A couple of weeks ago, I got tired of paying for bottled water, so decided to risk drinking the tap water for the sake of saving some plastic and a few CUCs. Smart decision? So far so good, and now all six of us are ingesting agua Habanero. We’re also browning up quite nicely and becoming less and less surprised at the site of goats roaming the city sidewalks. We’ve been disconnected from technology, forced to question our political beliefs and shed our cultural pretenses. We’ve had interviews with intellectuals, social workers, farmers, dancers, and religious leaders. In essence, we are assimilating into life here on the island. But, of course, we are still privileged Americans pretending that we know what it’s like to live in a third world country. We sit in a classroom and discuss Cuba’s economic situation, but we have no idea what it feels like to be on the other side of la frontera cultural.

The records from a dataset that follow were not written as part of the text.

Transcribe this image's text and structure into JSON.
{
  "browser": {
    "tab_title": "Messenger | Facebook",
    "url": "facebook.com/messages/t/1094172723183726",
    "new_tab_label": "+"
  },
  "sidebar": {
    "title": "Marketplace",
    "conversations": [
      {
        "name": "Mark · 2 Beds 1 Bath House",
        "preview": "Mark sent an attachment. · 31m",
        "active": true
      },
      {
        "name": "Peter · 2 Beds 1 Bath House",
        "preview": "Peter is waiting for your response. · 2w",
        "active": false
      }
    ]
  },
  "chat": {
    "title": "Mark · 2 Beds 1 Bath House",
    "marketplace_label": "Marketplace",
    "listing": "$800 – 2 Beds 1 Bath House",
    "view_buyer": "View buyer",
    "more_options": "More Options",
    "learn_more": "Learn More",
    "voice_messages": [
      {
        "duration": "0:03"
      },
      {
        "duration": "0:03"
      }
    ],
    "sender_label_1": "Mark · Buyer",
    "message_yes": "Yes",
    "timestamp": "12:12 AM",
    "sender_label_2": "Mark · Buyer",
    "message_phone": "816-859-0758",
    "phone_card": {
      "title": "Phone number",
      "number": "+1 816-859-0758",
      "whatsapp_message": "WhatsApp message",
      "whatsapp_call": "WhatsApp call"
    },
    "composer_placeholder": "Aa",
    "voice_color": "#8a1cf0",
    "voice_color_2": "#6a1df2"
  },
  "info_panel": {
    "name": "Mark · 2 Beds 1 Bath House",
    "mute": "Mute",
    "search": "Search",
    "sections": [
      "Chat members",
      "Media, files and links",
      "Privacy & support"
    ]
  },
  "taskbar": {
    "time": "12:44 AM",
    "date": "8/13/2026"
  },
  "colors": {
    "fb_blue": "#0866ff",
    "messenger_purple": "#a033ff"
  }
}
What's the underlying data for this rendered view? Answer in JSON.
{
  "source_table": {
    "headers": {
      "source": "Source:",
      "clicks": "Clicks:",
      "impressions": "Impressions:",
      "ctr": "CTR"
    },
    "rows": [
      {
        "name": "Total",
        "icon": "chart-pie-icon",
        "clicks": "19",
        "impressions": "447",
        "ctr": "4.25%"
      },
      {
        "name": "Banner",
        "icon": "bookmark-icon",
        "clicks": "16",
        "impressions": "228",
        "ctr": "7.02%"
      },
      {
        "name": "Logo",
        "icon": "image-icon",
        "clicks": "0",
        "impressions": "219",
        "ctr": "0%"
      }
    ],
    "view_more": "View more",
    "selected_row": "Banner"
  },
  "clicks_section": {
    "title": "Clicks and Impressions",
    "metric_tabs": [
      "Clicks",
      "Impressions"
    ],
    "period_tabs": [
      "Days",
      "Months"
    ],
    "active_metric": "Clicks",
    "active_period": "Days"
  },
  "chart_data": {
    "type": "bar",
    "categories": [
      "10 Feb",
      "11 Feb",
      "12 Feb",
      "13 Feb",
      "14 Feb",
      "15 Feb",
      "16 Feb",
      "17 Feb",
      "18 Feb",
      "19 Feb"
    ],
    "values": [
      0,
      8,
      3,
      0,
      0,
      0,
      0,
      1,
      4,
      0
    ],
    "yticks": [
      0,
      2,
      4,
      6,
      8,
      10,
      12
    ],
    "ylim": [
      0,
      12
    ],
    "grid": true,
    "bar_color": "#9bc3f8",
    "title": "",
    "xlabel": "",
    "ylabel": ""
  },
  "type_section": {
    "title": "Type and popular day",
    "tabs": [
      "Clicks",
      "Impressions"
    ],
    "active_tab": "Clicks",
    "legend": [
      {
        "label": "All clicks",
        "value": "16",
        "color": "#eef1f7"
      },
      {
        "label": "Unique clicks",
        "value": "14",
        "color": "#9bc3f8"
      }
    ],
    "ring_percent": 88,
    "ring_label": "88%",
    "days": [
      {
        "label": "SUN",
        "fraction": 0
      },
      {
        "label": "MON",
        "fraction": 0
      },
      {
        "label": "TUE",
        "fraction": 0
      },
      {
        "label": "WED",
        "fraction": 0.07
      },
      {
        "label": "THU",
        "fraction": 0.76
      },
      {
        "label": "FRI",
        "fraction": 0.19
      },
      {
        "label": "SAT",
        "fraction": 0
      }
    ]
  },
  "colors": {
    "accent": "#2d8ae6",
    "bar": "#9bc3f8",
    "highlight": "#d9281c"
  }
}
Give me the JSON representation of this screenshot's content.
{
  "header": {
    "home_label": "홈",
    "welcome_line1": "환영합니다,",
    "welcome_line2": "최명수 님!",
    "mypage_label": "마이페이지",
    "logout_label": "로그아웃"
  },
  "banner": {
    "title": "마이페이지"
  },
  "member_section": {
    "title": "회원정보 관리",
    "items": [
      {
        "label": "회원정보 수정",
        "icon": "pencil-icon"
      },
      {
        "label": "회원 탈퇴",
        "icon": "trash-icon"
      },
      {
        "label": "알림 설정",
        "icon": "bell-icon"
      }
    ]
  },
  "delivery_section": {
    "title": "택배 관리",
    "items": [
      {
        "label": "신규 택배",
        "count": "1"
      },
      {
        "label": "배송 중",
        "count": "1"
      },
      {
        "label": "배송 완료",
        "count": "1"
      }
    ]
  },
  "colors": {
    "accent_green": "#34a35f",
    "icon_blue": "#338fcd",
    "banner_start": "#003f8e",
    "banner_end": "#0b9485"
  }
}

So what is one to do? We have decided to live one week on the average Cuban salary – less than $30/month. So, beginning tomorrow, each of us will put $7 in our wallet and not reload until the next Friday. This dollar-a-day includes all of our food and bus money. No cappuccinos, taxis, internet, alcohol, souvenirs, or late-night pieces of coconut cake from the bakery downstairs. Our diet will consist of fruit for breakfast, street vendor food for lunch, and beans/rice, pasta, and veggies for dinner. Because that’s not difficult enough, we’ve decided to only speak to each other in Spanish for the week. We should really be doing more of this anyway, but being here has shed light on how much I take communication for granted, so being able to converse in English after a long day of classes is a relief.

Anyway, we’ll see how this next week progresses. Won’t be blogging or facebooking or emailing or..…eating, apparently. Not really, though. Have I not emphasized enough how cheap food is?

A lot more to write about, but of course, not enough time. We went to a cigar factory today, which was incredible. Will elaborate later. Also fought a windstorm with flying trash and hubcaps. Salsa dancing classes in Yamila’s tiny apartment with her hippie friends have been a success, besides the space issue. In more monumental news, we’ve established some solid friendships with Cuban students in the past few weeks which has improved our Spanish dramatically. I’m making progress on my urban food security project and have an interview with a land management representative tomorrow. Got my 4 pages of questions and tape recorder (and khaki trench coat?) ready.

I have two six-page Spanish papers due on Monday, so I’m hoping this Cuba Week/no-spending-money-thing will force me to be more productive. Be back in a week!

1 comment:

  1. Cannot wait to see how the week goes and what you discover -- What a wonderful experience this is turning out to be!